Dans son article "les groupes ethniques et leurs frontières", Fréderic Bath affirme que le courant constructiviste appréhende la nation comme une sorte de transcendance de l'ethnie, articulée sur la mobilisation et la réinvention de la tradition. Fondées sur les faits politico-historiques, les attributions de l'appartenance ethnique ne sont  pas facultatives. Ceci dit, l'identité ethnique n'est pas une donnée fixe, définie une fois pour toute par des critères essentialistes. Elle n'est pas non plus une invention ou une construction de la science, mais au contraire un processus historique en interaction permanente avec les dynamiques sociales, politiques et écnomiques. Depuis l'exportation en Afrique de "l'Etat moderne" occidental, l'identité ethnique ne se forme plus exclusivement à travers les relations avec d'autres groupes ethniques, mais aussi et, surtout, à travers des relations avec l'Etat. C'est ce que nous appelons "ethnicité" dont la problématique ne saurait s'interpréter uniquement en termes culturelles, mais également au regard de la crise de l'Etat autoritaire d'une part et, d'autre part, des problèmes de consolidation démocratique que connaît la majorité des Etats africains.

L'ethnicité est donc le fait que les groupes ethniques s'organisent comme mouvement politique en rapport avec l'Etat. Lorsque ces mouvements s'organisent sur une base d'identité exclusivement ethnique, et si elles tendent de traduire leur identité par des revendications politiques vis-à-vis de l'Etat, sous forme des droits des minorités, d'autonomie politique, ou encore d'une sécession en vue de l'érection d'un Etat ethniquement homogène, ils sont qualifiés d'organisations ethnicistes. cependant, il y a également des cas où l'identité ethnique soit complètement transformée, menant à une scission de l'ethnie en plusieurs sous-groupes voire à l'abandon de l'identité ethnique existante au profit d'une nouvelle identité plus large, "la nation". Cette bifurcation est favorisée par un sentiment de déracinement et/ou de marginalisation qui résulte généralement de l'installation d'un Etat par un pouvoir  qui astreint les différentes identités ethniques existantes au profit de la nation. Ce processu s'accèlere davantage lorsque les membres de l'ethnie en question développent des théories politiques qui, de l'ethnisation, visent l'érection d'un mouvement national.

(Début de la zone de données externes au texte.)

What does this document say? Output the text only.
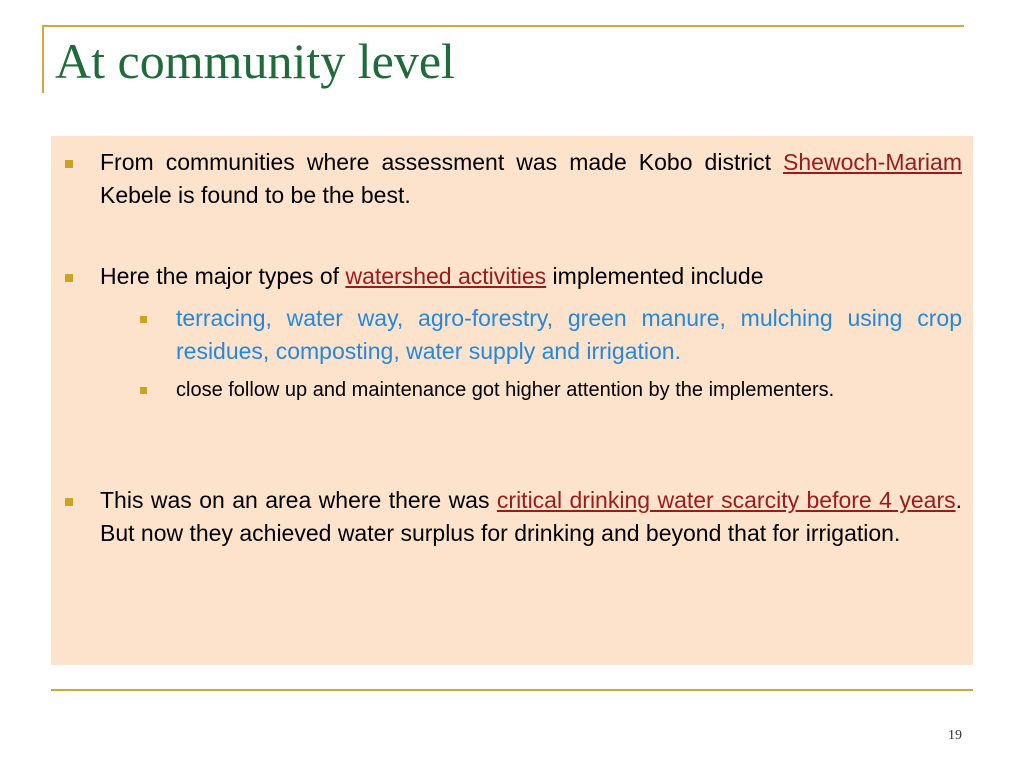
At community level
From communities where assessment was made Kobo district Shewoch-Mariam Kebele is found to be the best.
Here the major types of watershed activities implemented include
terracing, water way, agro-forestry, green manure, mulching using crop residues, composting, water supply and irrigation.
close follow up and maintenance got higher attention by the implementers.
This was on an area where there was critical drinking water scarcity before 4 years. But now they achieved water surplus for drinking and beyond that for irrigation.
19
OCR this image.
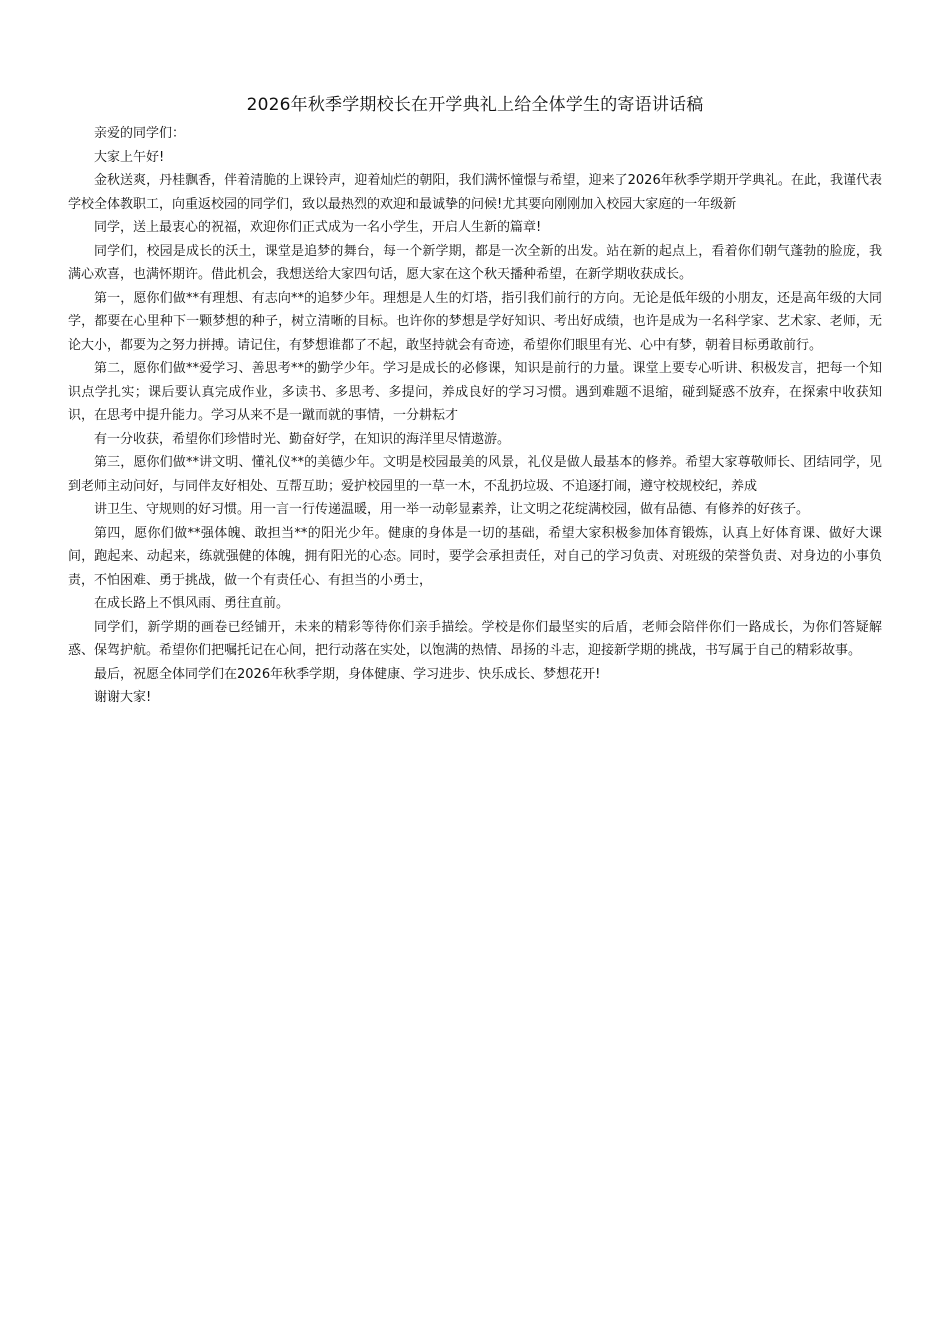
2026年秋季学期校长在开学典礼上给全体学生的寄语讲话稿

亲爱的同学们：

大家上午好!

金秋送爽，丹桂飘香，伴着清脆的上课铃声，迎着灿烂的朝阳，我们满怀憧憬与希望，迎来了2026年秋季学期开学典礼。在此，我谨代表学校全体教职工，向重返校园的同学们，致以最热烈的欢迎和最诚挚的问候!尤其要向刚刚加入校园大家庭的一年级新

同学，送上最衷心的祝福，欢迎你们正式成为一名小学生，开启人生新的篇章!

同学们，校园是成长的沃土，课堂是追梦的舞台，每一个新学期，都是一次全新的出发。站在新的起点上，看着你们朝气蓬勃的脸庞，我满心欢喜，也满怀期许。借此机会，我想送给大家四句话，愿大家在这个秋天播种希望，在新学期收获成长。

第一，愿你们做**有理想、有志向**的追梦少年。理想是人生的灯塔，指引我们前行的方向。无论是低年级的小朋友，还是高年级的大同学，都要在心里种下一颗梦想的种子，树立清晰的目标。也许你的梦想是学好知识、考出好成绩，也许是成为一名科学家、艺术家、老师，无论大小，都要为之努力拼搏。请记住，有梦想谁都了不起，敢坚持就会有奇迹，希望你们眼里有光、心中有梦，朝着目标勇敢前行。

第二，愿你们做**爱学习、善思考**的勤学少年。学习是成长的必修课，知识是前行的力量。课堂上要专心听讲、积极发言，把每一个知识点学扎实；课后要认真完成作业，多读书、多思考、多提问，养成良好的学习习惯。遇到难题不退缩，碰到疑惑不放弃，在探索中收获知识，在思考中提升能力。学习从来不是一蹴而就的事情，一分耕耘才

有一分收获，希望你们珍惜时光、勤奋好学，在知识的海洋里尽情遨游。

第三，愿你们做**讲文明、懂礼仪**的美德少年。文明是校园最美的风景，礼仪是做人最基本的修养。希望大家尊敬师长、团结同学，见到老师主动问好，与同伴友好相处、互帮互助；爱护校园里的一草一木，不乱扔垃圾、不追逐打闹，遵守校规校纪，养成

讲卫生、守规则的好习惯。用一言一行传递温暖，用一举一动彰显素养，让文明之花绽满校园，做有品德、有修养的好孩子。

第四，愿你们做**强体魄、敢担当**的阳光少年。健康的身体是一切的基础，希望大家积极参加体育锻炼，认真上好体育课、做好大课间，跑起来、动起来，练就强健的体魄，拥有阳光的心态。同时，要学会承担责任，对自己的学习负责、对班级的荣誉负责、对身边的小事负责，不怕困难、勇于挑战，做一个有责任心、有担当的小勇士，

在成长路上不惧风雨、勇往直前。

同学们，新学期的画卷已经铺开，未来的精彩等待你们亲手描绘。学校是你们最坚实的后盾，老师会陪伴你们一路成长，为你们答疑解惑、保驾护航。希望你们把嘱托记在心间，把行动落在实处，以饱满的热情、昂扬的斗志，迎接新学期的挑战，书写属于自己的精彩故事。

最后，祝愿全体同学们在2026年秋季学期，身体健康、学习进步、快乐成长、梦想花开!

谢谢大家!
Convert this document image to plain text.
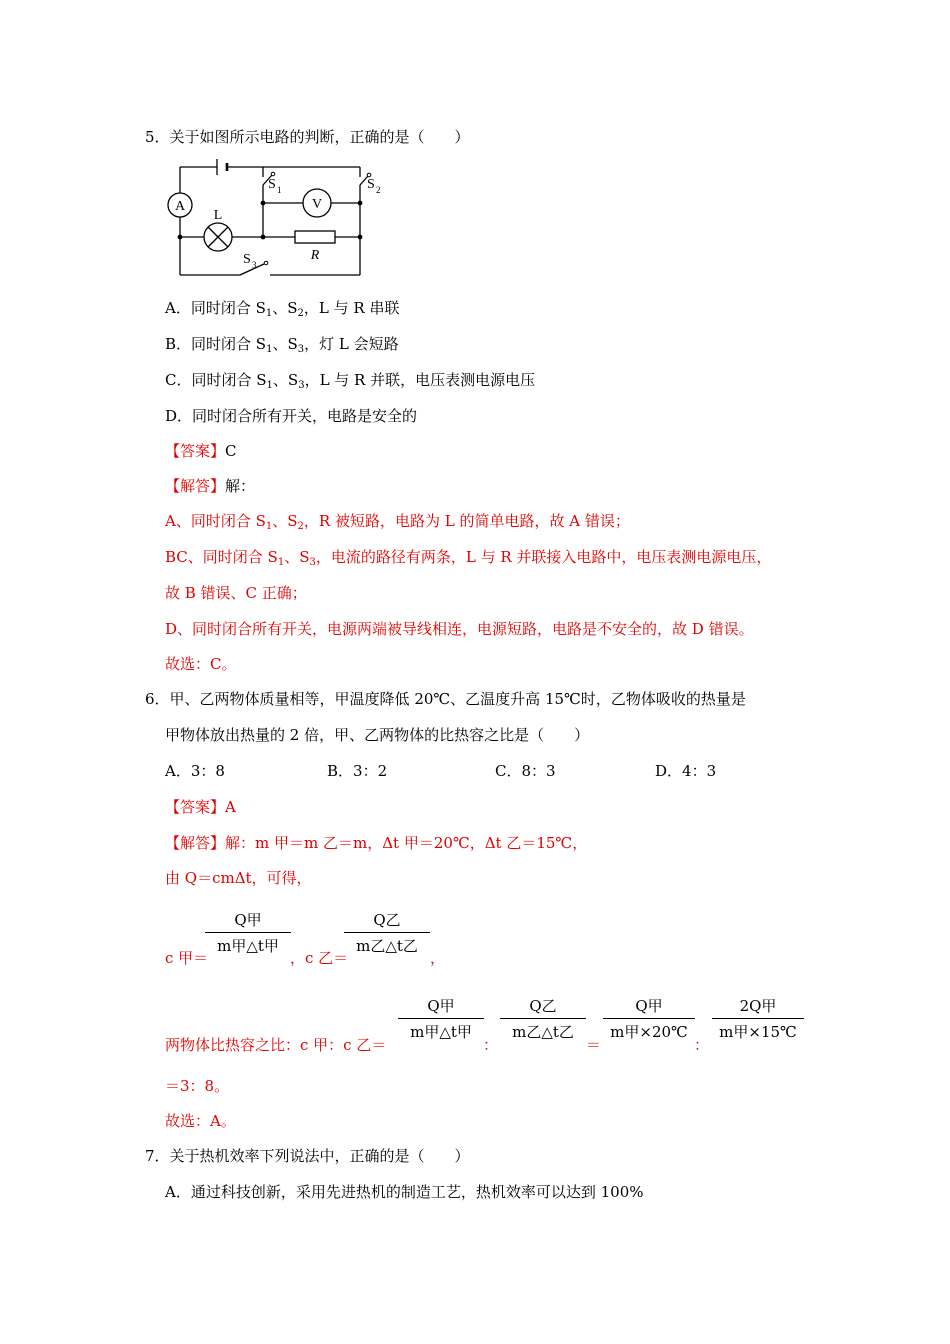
5．关于如图所示电路的判断，正确的是（　　）
A	V
L
R
S 1	S 2
S 3
A．同时闭合 $S_1$、$S_2$，L 与 R 串联
B．同时闭合 $S_1$、$S_3$，灯 L 会短路
C．同时闭合 $S_1$、$S_3$，L 与 R 并联，电压表测电源电压
D．同时闭合所有开关，电路是安全的
【答案】C
【解答】解：
A、同时闭合 $S_1$、$S_2$，R 被短路，电路为 L 的简单电路，故 A 错误；
BC、同时闭合 $S_1$、$S_3$，电流的路径有两条，L 与 R 并联接入电路中，电压表测电源电压，
故 B 错误、C 正确；
D、同时闭合所有开关，电源两端被导线相连，电源短路，电路是不安全的，故 D 错误。
故选：C。
6．甲、乙两物体质量相等，甲温度降低 20℃、乙温度升高 15℃时，乙物体吸收的热量是
甲物体放出热量的 2 倍，甲、乙两物体的比热容之比是（　　）
A．3：8	B．3：2	C．8：3	D．4：3
【答案】A
【解答】解：m 甲＝m 乙＝m，Δt 甲＝20℃，Δt 乙＝15℃，
由 Q＝cmΔt，可得，
c 甲＝
Q甲
m甲△t甲
，c 乙＝
Q乙
m乙△t乙
，
两物体比热容之比：c 甲：c 乙＝
Q甲
m甲△t甲
：
Q乙
m乙△t乙
＝
Q甲
m甲×20℃
：
2Q甲
m甲×15℃
＝3：8。
故选：A。
7．关于热机效率下列说法中，正确的是（　　）
A．通过科技创新，采用先进热机的制造工艺，热机效率可以达到 100%
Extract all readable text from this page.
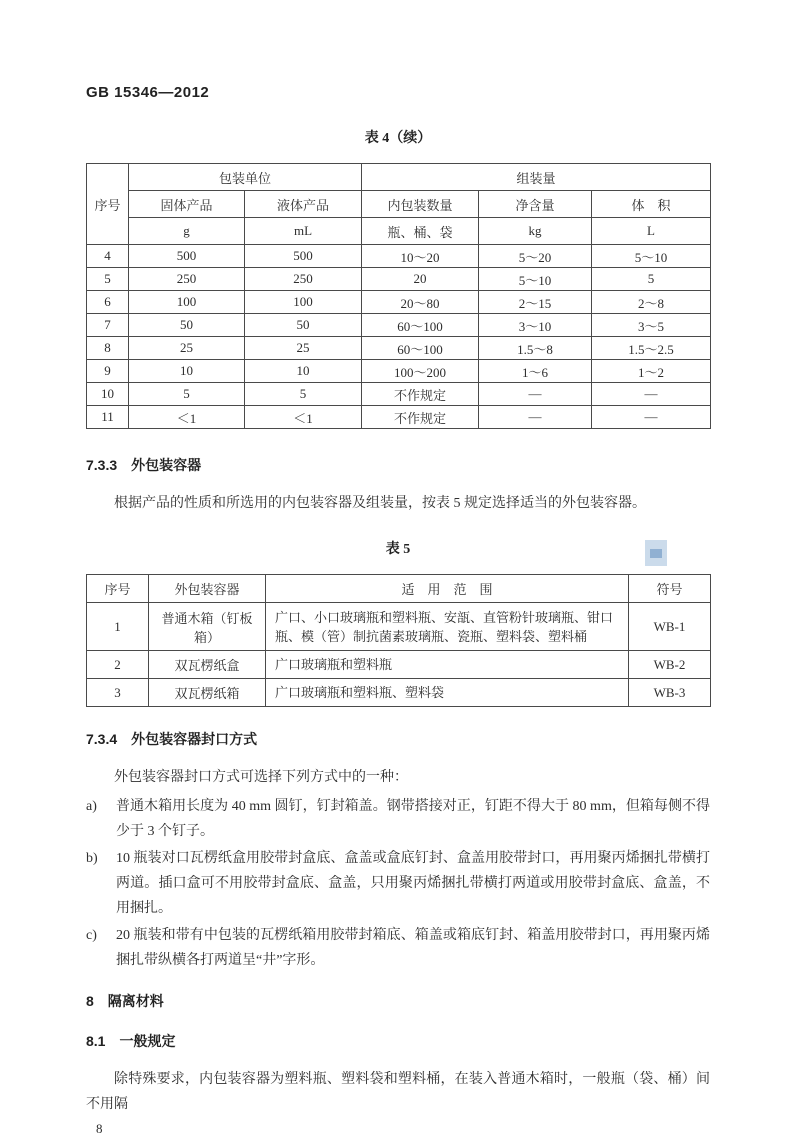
GB 15346—2012
表 4（续）
序号	包装单位		组装量		
	固体产品	液体产品	内包装数量	净含量	体　积
	g	mL	瓶、桶、袋	kg	L
4	500	500	10～20	5～20	5～10
5	250	250	20	5～10	5
6	100	100	20～80	2～15	2～8
7	50	50	60～100	3～10	3～5
8	25	25	60～100	1.5～8	1.5～2.5
9	10	10	100～200	1～6	1～2
10	5	5	不作规定	—	—
11	＜1	＜1	不作规定	—	—
7.3.3　外包装容器
根据产品的性质和所选用的内包装容器及组装量，按表 5 规定选择适当的外包装容器。
表 5
序号	外包装容器	适　用　范　围	符号
1	普通木箱（钉板箱）	广口、小口玻璃瓶和塑料瓶、安瓿、直管粉针玻璃瓶、钳口瓶、模（管）制抗菌素玻璃瓶、瓷瓶、塑料袋、塑料桶	WB-1
2	双瓦楞纸盒	广口玻璃瓶和塑料瓶	WB-2
3	双瓦楞纸箱	广口玻璃瓶和塑料瓶、塑料袋	WB-3
7.3.4　外包装容器封口方式
外包装容器封口方式可选择下列方式中的一种：
a)	普通木箱用长度为 40 mm 圆钉，钉封箱盖。钢带搭接对正，钉距不得大于 80 mm，但箱每侧不得少于 3 个钉子。
b)	10 瓶装对口瓦楞纸盒用胶带封盒底、盒盖或盒底钉封、盒盖用胶带封口，再用聚丙烯捆扎带横打两道。插口盒可不用胶带封盒底、盒盖，只用聚丙烯捆扎带横打两道或用胶带封盒底、盒盖，不用捆扎。
c)	20 瓶装和带有中包装的瓦楞纸箱用胶带封箱底、箱盖或箱底钉封、箱盖用胶带封口，再用聚丙烯捆扎带纵横各打两道呈“井”字形。
8　隔离材料
8.1　一般规定
除特殊要求，内包装容器为塑料瓶、塑料袋和塑料桶，在装入普通木箱时，一般瓶（袋、桶）间不用隔
8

Au demeurant, l'ethnicité est une stratégie politique parce qu'elle, dans l'organisation de l'espace, une expression géographique forte, non sans incidence politiques. Certes, des résultats ont été acquis et des avancées réalisées au registre de la construction nationale, ou au nmoins de la viabilisation des Etats. Cependant, comme on peut le constater en Afrique, les graves situations d'implosions traduisent la dynamique conflictuelle dans le temps de l'ethnicité en tant que fait social et stratégie politique.